The European Commission is close to presenting an amendment to the GDPR that would codify “legitimate interest” as the legal basis for training AI systems with personal data. The proposal is currently being discussed between the relevant commission departments and, if confirmed, would be part of a set of targeted amendments expected on Nov. 19.
The European Commission is in advanced talks to formally propose recognizing “legitimate interest” as the suitable legal basis for training AI technologies with personal data under the General Data Protection Regulation, MLex has learned.
Artificial intelligence is a data-processing technology that requires vast datasets for development. General-purpose AI models, the sophisticated technology behind chatbots such as OpenAI’s ChatGPT and Google’s Gemini, are trained on trillions of data points harvested from the open internet, inevitably including personal data.
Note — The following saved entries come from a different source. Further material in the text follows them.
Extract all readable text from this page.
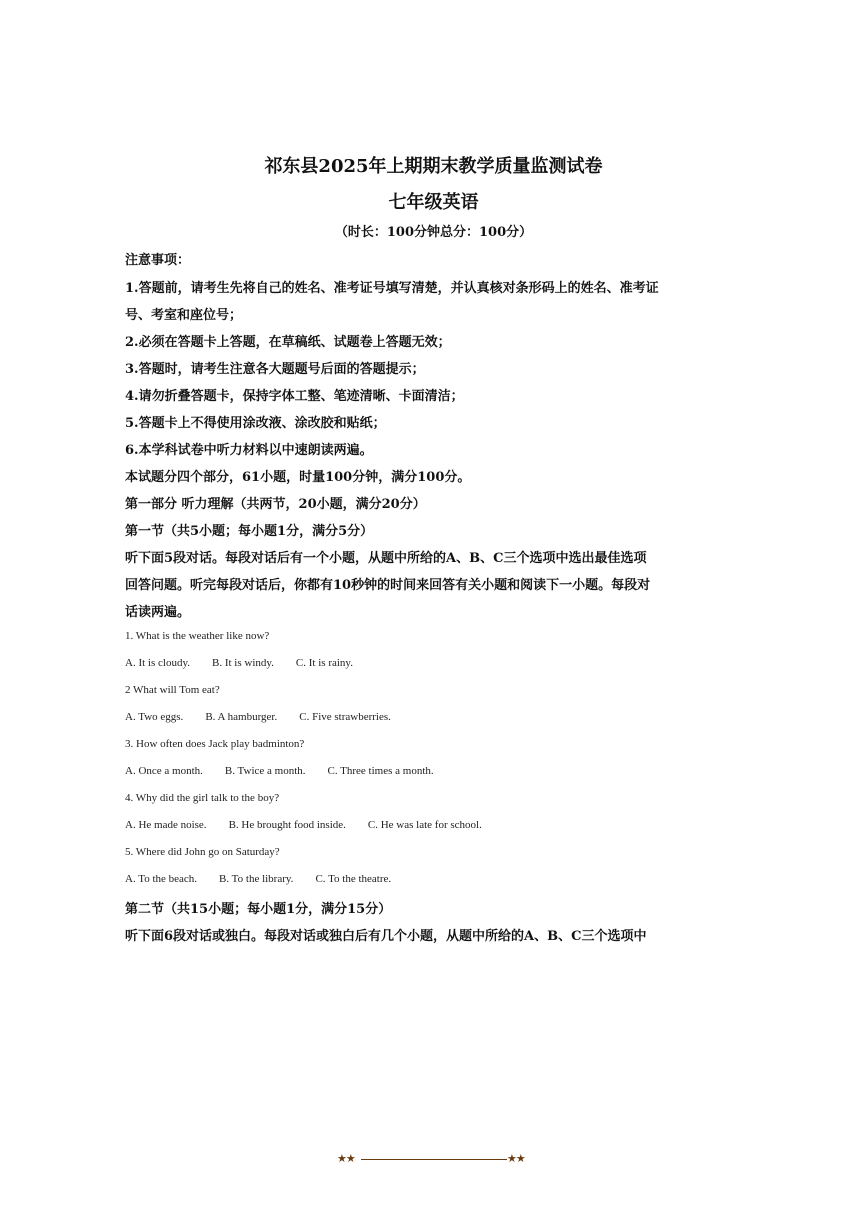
祁东县2025年上期期末教学质量监测试卷
七年级英语
（时长：100分钟总分：100分）
注意事项：
1.答题前，请考生先将自己的姓名、准考证号填写清楚，并认真核对条形码上的姓名、准考证
号、考室和座位号；
2.必须在答题卡上答题，在草稿纸、试题卷上答题无效；
3.答题时，请考生注意各大题题号后面的答题提示；
4.请勿折叠答题卡，保持字体工整、笔迹清晰、卡面清洁；
5.答题卡上不得使用涂改液、涂改胶和贴纸；
6.本学科试卷中听力材料以中速朗读两遍。
本试题分四个部分，61小题，时量100分钟，满分100分。
第一部分 听力理解（共两节，20小题，满分20分）
第一节（共5小题；每小题1分，满分5分）
听下面5段对话。每段对话后有一个小题，从题中所给的A、B、C三个选项中选出最佳选项
回答问题。听完每段对话后，你都有10秒钟的时间来回答有关小题和阅读下一小题。每段对
话读两遍。
1. What is the weather like now?
A. It is cloudy. B. It is windy. C. It is rainy.
2 What will Tom eat?
A. Two eggs. B. A hamburger. C. Five strawberries.
3. How often does Jack play badminton?
A. Once a month. B. Twice a month. C. Three times a month.
4. Why did the girl talk to the boy?
A. He made noise. B. He brought food inside. C. He was late for school.
5. Where did John go on Saturday?
A. To the beach. B. To the library. C. To the theatre.
第二节（共15小题；每小题1分，满分15分）
听下面6段对话或独白。每段对话或独白后有几个小题，从题中所给的A、B、C三个选项中
★★	★★
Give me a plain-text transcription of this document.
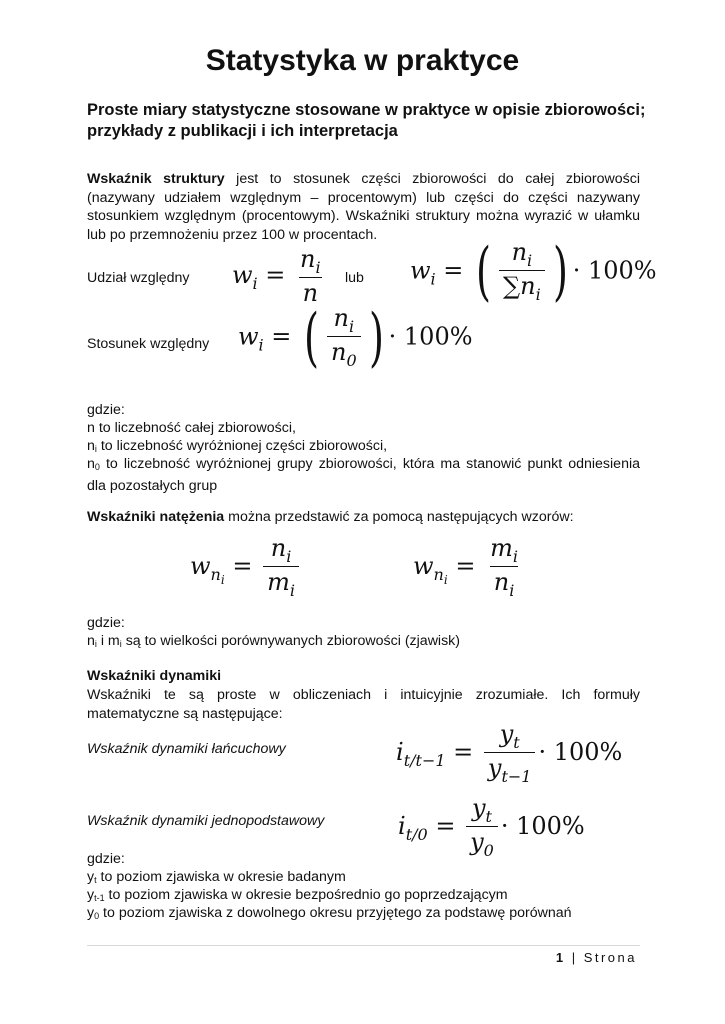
Statystyka w praktyce
Proste miary statystyczne stosowane w praktyce w opisie zbiorowości; przykłady z publikacji i ich interpretacja
Wskaźnik struktury jest to stosunek części zbiorowości do całej zbiorowości (nazywany udziałem względnym – procentowym) lub części do części nazywany stosunkiem względnym (procentowym). Wskaźniki struktury można wyrazić w ułamku lub po przemnożeniu przez 100 w procentach.
Udział względny $w_i = \frac{n_i}{n}$ lub $w_i$ = ( $\frac{n_i}{\sum n_i}$ ) · 100%
Stosunek względny $w_i$ = ( $\frac{n_i}{n_0}$ ) · 100%
gdzie:
n to liczebność całej zbiorowości,
$n_i$ to liczebność wyróżnionej części zbiorowości,
$n_0$ to liczebność wyróżnionej grupy zbiorowości, która ma stanowić punkt odniesienia dla pozostałych grup
Wskaźniki natężenia można przedstawić za pomocą następujących wzorów:
$w_{n_i} = \frac{n_i}{m_i}$	$w_{n_i} = \frac{m_i}{n_i}$
gdzie:
$n_i$ i $m_i$ są to wielkości porównywanych zbiorowości (zjawisk)
Wskaźniki dynamiki
Wskaźniki te są proste w obliczeniach i intuicyjnie zrozumiałe. Ich formuły matematyczne są następujące:
Wskaźnik dynamiki łańcuchowy	$i_{t/t-1} = \frac{y_t}{y_{t-1}} \cdot 100\%$
Wskaźnik dynamiki jednopodstawowy	$i_{t/0} = \frac{y_t}{y_0} \cdot 100\%$
gdzie:
$y_t$ to poziom zjawiska w okresie badanym
$y_{t-1}$ to poziom zjawiska w okresie bezpośrednio go poprzedzającym
$y_0$ to poziom zjawiska z dowolnego okresu przyjętego za podstawę porównań
1 | Strona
In the EU, AI developers have largely relied on legitimate interest as the legal basis for processing personal data to train AI systems under the bloc’s privacy law. Under the GDPR, data processing must have one of six legal basis to be considered legal.
Last December, the European Data Protection Board, the body gathering EU data protection authorities, issued an opinion acknowledging legitimate interest as a possible basis for developing and deploying AI models.
However, the opinion included caveats and left key questions unresolved, including how to test whether personal data is needed for this purpose and whether a company’s aims outweigh users’ rights. This uncertainty has led to differing interpretations among national regulators, creating significant legal risk for the sector. Some regulators have openly questioned whether there is a legal basis under GDPR for AI model training, MLex understands.
To address these concerns, and under pressure from industry and EU governments, the commission’s digital policy department, DG CNECT, has proposed amendments to the GDPR that would recognize legitimate interest as the appropriate legal basis for developing AI technologies, MLex has learned.
If confirmed, the measure will be part of the “digital omnibus,” a set of targeted updates to EU digital laws that the commission plans to unveil on Nov. 19.
DG CNECT is leading the work on the omnibus, but the GDPR falls under the justice and consumer protection department, DG JUST. The proposal has been sent to interservice consultation, the process in which all commission departments are consulted. It typically takes two weeks but can be shortened in urgent cases.
Codifying legitimate interest as the appropriate legal basis for AI technologies has already been on the table in several technical meetings between the two commission departments, but more formal discussions are now ongoing since the proposal needs to be endorsed by DG JUST to go ahead, MLex has learned.
At the same time, using legitimate interest for AI training would not resolve all challenges for developers, as this legal basis cannot cover special categories of data, such as racial origin or religious beliefs, which are often captured in mass data harvesting.
One possible workaround would be to treat such sensitive information as a negligible residual category within much larger datasets. Other GDPR-related ideas under discussion for the omnibus include narrowing individuals’ right to ask how their personal data is being used, MLex understands.